Lui, Nicola Cipolla, classe 1922, un gigante con la voce da baritono, responsabile della Camera del Lavoro di Palermo, parlamentare nazionale e poi europeo, dirigente di spicco del Pci, meridionalista incarnato nelle grandi lotte dei contadini siciliani dopo il 1943, pacifista e antimperialista, diviene, dagli anni ’80 del secolo scorso uno dei maggiori sostenitori delle lotte ambientaliste, della conversione ecologica per il superamento del capitalismo: «Diceva Marx che esiste un rapporto fra forze produttive che l’uomo riesce a dominare e modo di produzione. Il passaggio dalle energie fossili a quelle rinnovabili può portare a modificare il tipo di economia e di società». Ma questo potrà avvenire solo spezzando le reni ai monopoli energetici e dando a tutte le comunità locali l’autonomia energetica, grazie al sole che, scrive Nicola Cipolla, da sol dell’avvenire del sogno socialista, diviene il sole reale che può riconsegnare una democrazia energetica, base indispensabile per la costruzione di una democrazia dal basso.

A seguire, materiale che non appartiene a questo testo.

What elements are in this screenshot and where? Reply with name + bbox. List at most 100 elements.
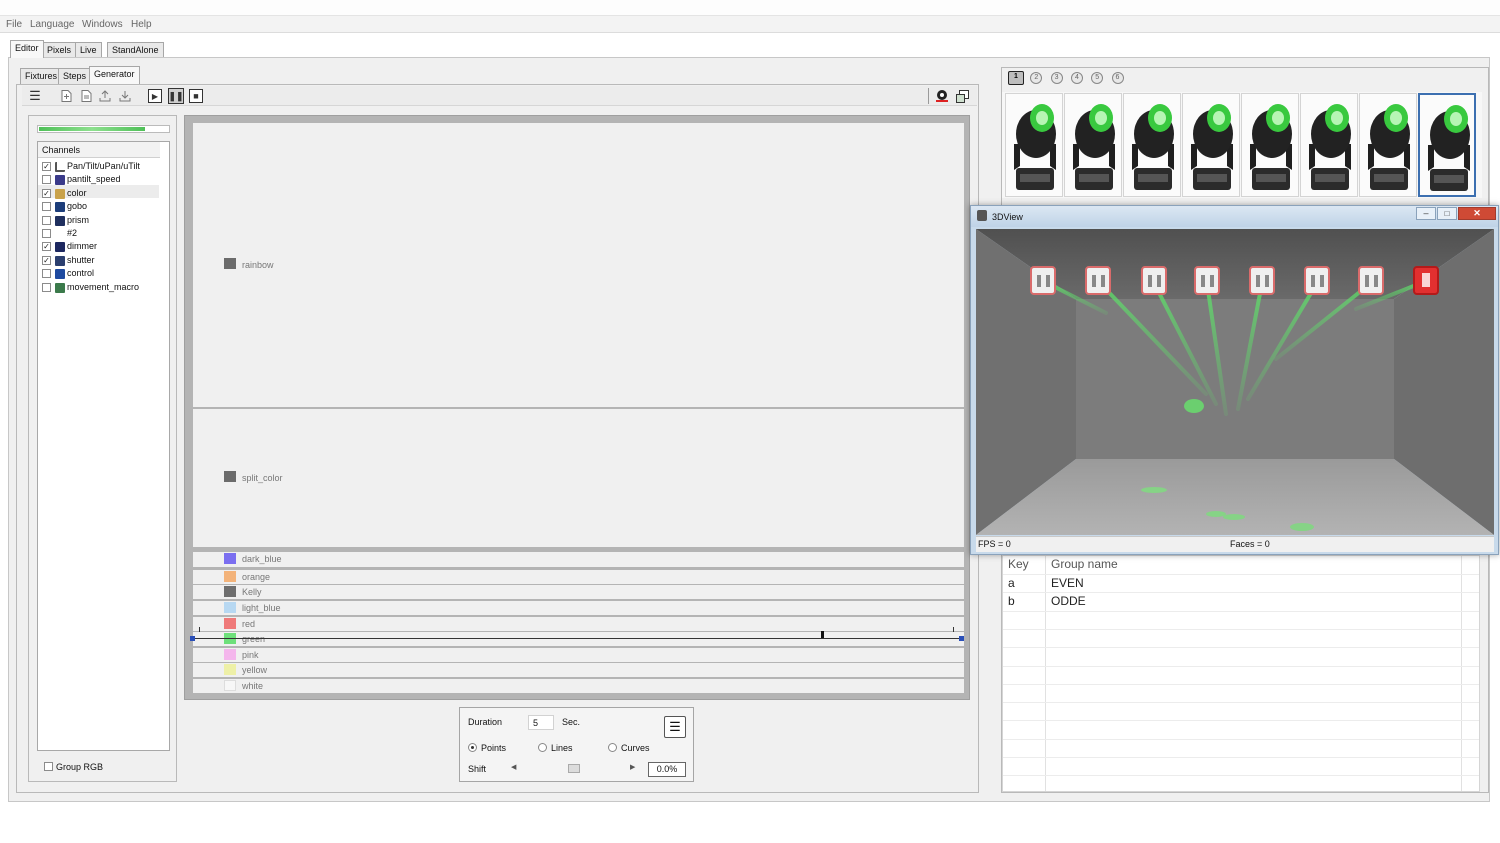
menu-file[interactable]: File bbox=[6, 19, 22, 30]
color-wheel-icon bbox=[55, 188, 65, 199]
duration-input[interactable]: 5 bbox=[528, 715, 554, 730]
close-icon[interactable]: ✕ bbox=[1458, 207, 1496, 220]
channel-checkbox[interactable]: ✓ bbox=[42, 242, 51, 252]
tab-standalone[interactable]: StandAlone bbox=[107, 42, 164, 58]
channel-checkbox[interactable]: ✓ bbox=[42, 188, 51, 198]
generator-color-row[interactable] bbox=[193, 648, 964, 662]
generator-color-row[interactable] bbox=[193, 570, 964, 584]
rainbow-swatch bbox=[224, 258, 236, 269]
group-row-a-name[interactable]: EVEN bbox=[1051, 576, 1084, 590]
page-button[interactable]: 6 bbox=[1111, 72, 1124, 84]
channel-checkbox[interactable] bbox=[42, 215, 51, 225]
channel-label: movement_macro bbox=[67, 281, 140, 292]
maximize-icon[interactable]: □ bbox=[1437, 207, 1457, 220]
curve-end-handle[interactable] bbox=[959, 636, 964, 641]
group-table-gridline bbox=[1003, 665, 1479, 667]
generator-row-rainbow[interactable] bbox=[193, 123, 964, 407]
mode-points-label: Points bbox=[481, 743, 507, 753]
curve-marker[interactable] bbox=[821, 631, 824, 638]
channels-header: Channels bbox=[42, 145, 81, 155]
channel-checkbox[interactable]: ✓ bbox=[42, 255, 51, 265]
channel-label: control bbox=[67, 268, 95, 279]
hamburger-menu-icon[interactable]: ☰ bbox=[28, 88, 42, 103]
mode-lines-radio[interactable] bbox=[538, 743, 547, 752]
generator-color-row[interactable] bbox=[193, 617, 964, 631]
generator-color-row[interactable] bbox=[193, 601, 964, 615]
stop-icon[interactable]: ■ bbox=[189, 89, 203, 103]
tab-generator[interactable]: Generator bbox=[89, 66, 140, 84]
color-swatch bbox=[224, 680, 236, 691]
window-copy-icon[interactable] bbox=[955, 89, 969, 103]
page-button[interactable]: 3 bbox=[1050, 72, 1063, 84]
fixture-thumbnail[interactable] bbox=[1359, 93, 1417, 197]
color-row-label: red bbox=[242, 619, 256, 629]
dimmer-icon bbox=[55, 242, 65, 253]
group-header-key: Key bbox=[1008, 557, 1029, 571]
generator-color-row[interactable] bbox=[193, 663, 964, 677]
color-row-label: orange bbox=[242, 572, 271, 582]
export-icon[interactable] bbox=[98, 89, 112, 103]
mode-curves-radio[interactable] bbox=[608, 743, 617, 752]
tab-pixels[interactable]: Pixels bbox=[42, 42, 77, 58]
generator-row-split-color[interactable] bbox=[193, 409, 964, 547]
group-table-gridline bbox=[1003, 738, 1479, 740]
faces-readout: Faces = 0 bbox=[1230, 539, 1270, 549]
tab-steps[interactable]: Steps bbox=[58, 68, 92, 84]
group-row-b-key[interactable]: b bbox=[1008, 594, 1015, 608]
group-table-gridline bbox=[1003, 702, 1479, 704]
3d-viewport[interactable] bbox=[976, 229, 1494, 535]
pause-icon[interactable]: ❚❚ bbox=[168, 88, 184, 104]
color-swatch bbox=[224, 618, 236, 629]
record-icon[interactable] bbox=[935, 89, 949, 103]
channel-checkbox[interactable]: ✓ bbox=[42, 162, 51, 171]
group-rgb-checkbox[interactable] bbox=[44, 762, 53, 771]
channel-checkbox[interactable] bbox=[42, 175, 51, 185]
channel-label: #2 bbox=[67, 228, 78, 238]
tab-fixtures[interactable]: Fixtures bbox=[20, 68, 63, 84]
menu-language[interactable]: Language bbox=[30, 19, 75, 30]
channel-checkbox[interactable] bbox=[42, 282, 51, 292]
channel-checkbox[interactable] bbox=[42, 229, 51, 238]
play-icon[interactable]: ▶ bbox=[148, 89, 162, 103]
shift-label: Shift bbox=[468, 764, 487, 774]
mode-points-radio[interactable] bbox=[468, 743, 477, 752]
new-file-icon[interactable] bbox=[59, 89, 73, 103]
generator-color-row[interactable] bbox=[193, 679, 964, 693]
menu-windows[interactable]: Windows bbox=[82, 19, 123, 30]
movement-macro-icon bbox=[55, 282, 65, 293]
color-swatch bbox=[224, 664, 236, 675]
shift-slider[interactable]: ◀ ▶ bbox=[508, 763, 640, 775]
fixture-thumbnail[interactable] bbox=[1300, 93, 1358, 197]
minimize-icon[interactable]: – bbox=[1416, 207, 1436, 220]
fixture-thumbnail[interactable] bbox=[1123, 93, 1181, 197]
generator-color-row[interactable] bbox=[193, 585, 964, 599]
group-row-b-name[interactable]: ODDE bbox=[1051, 594, 1086, 608]
shift-value[interactable]: 0.0% bbox=[648, 762, 686, 777]
fixture-thumbnail[interactable] bbox=[1418, 93, 1476, 197]
page-button[interactable]: 1 bbox=[1008, 71, 1024, 85]
open-file-icon[interactable] bbox=[79, 89, 93, 103]
group-table-gridline bbox=[1003, 775, 1479, 777]
channel-checkbox[interactable] bbox=[42, 269, 51, 279]
gobo-icon bbox=[55, 202, 65, 213]
menu-help[interactable]: Help bbox=[131, 19, 152, 30]
group-row-a-key[interactable]: a bbox=[1008, 576, 1015, 590]
channel-checkbox[interactable] bbox=[42, 202, 51, 212]
fixture-thumbnail[interactable] bbox=[1241, 93, 1299, 197]
fixture-thumbnail[interactable] bbox=[1005, 93, 1063, 197]
curve-tick-left bbox=[199, 627, 200, 632]
generator-color-row[interactable] bbox=[193, 632, 964, 646]
fixture-thumbnail[interactable] bbox=[1064, 93, 1122, 197]
3dview-title: 3DView bbox=[992, 212, 1023, 222]
import-icon[interactable] bbox=[118, 89, 132, 103]
tab-live[interactable]: Live bbox=[75, 42, 102, 58]
generator-color-row[interactable] bbox=[193, 552, 964, 567]
fixture-thumbnail[interactable] bbox=[1182, 93, 1240, 197]
options-menu-icon[interactable]: ☰ bbox=[664, 716, 686, 738]
curve-start-handle[interactable] bbox=[190, 636, 195, 641]
tab-editor[interactable]: Editor bbox=[10, 40, 44, 58]
group-table-gridline bbox=[1003, 647, 1479, 649]
generator-toolbar bbox=[22, 86, 977, 106]
page-button[interactable]: 4 bbox=[1070, 72, 1083, 84]
shutter-icon bbox=[55, 255, 65, 266]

Tre sono i grandi temi affrontati da questo autore-attore delle lotte sociali, in Sicilia, e di quelle all’interno del Pci. Il primo riguarda l’agricoltura, intesa in senso ampio come terra, acqua, risorse naturali da salvaguardare come bene comune. Fin dalle prime lotte contadine nella Sicilia ancora sotto l’occupazione degli Usa, Cipolla si è battuto come un leone a fianco dei contadini per l’attuazione dei decreti Gullo, per la costruzione delle dighe per l’irrigazione delle aride campagne del trapanese e del palermitano, e poi come europarlamentare per il superamento della Pac (Politica agricola comunitaria) che ha penalizzato i prodotti dell’agricoltura mediterranea. Nel testo, vi sono capitoli che meriterebbero di essere studiati nei corsi di storia del Mezzogiorno o di economia agraria. Il secondo grande tema è l’ambiente a cui l’autore approda senza buttare via il sogno socialista e una critica del capitalismo che lo porterà, quasi ottantenne, a intervenire al movimento No Global di Genova nel 2001. La questione ambientale come una questione di sopravvivenza dell’umanità che necessita di una grande lotta popolare per il superamento di questo modo di produzione. In tale approccio, Nicola Cipolla è stato l’unico grande dirigente del Pci che ha sposato totalmente la causa ecologista.
Il terzo grande tema è quello dell’unità fra le forze della sinistra. Non a caso Nicola si definisce, fin dal titolo, social-comunista, e si è battuto, finché ha avuto un senso, per l’unità tra socialisti e comunisti, segnato dalla grande e positiva esperienza del «Blocco popolare» che si formò nei primi anni della Sicilia postfascista. Anche per questo il compagno Cipolla si oppose strenuamente al «compromesso storico» e alla sua gestione siciliana che significò un’alleanza nei fatti con i settori della Dc legata alla mafia, gestita dall’allora segretario regionale Achille Occhetto, lo stesso che poi si alleò con i miglioristi per lo scioglimento del Pci, dei suoi simboli e dei suoi valori. Compromesso a cui si oppose ad un certo punto anche Pio La Torre, la cui uccisione è stata attribuita alla mafia siciliana, ma che, secondo l’autore, molti fatti ci inducono a credere che la mafia – come nel caso delle stragi di Falcone e Borsellino – sia solo il braccio armato, mentre i mandanti vanno ricercati nella classe politica e nei servizi segreti italiani e statunitensi.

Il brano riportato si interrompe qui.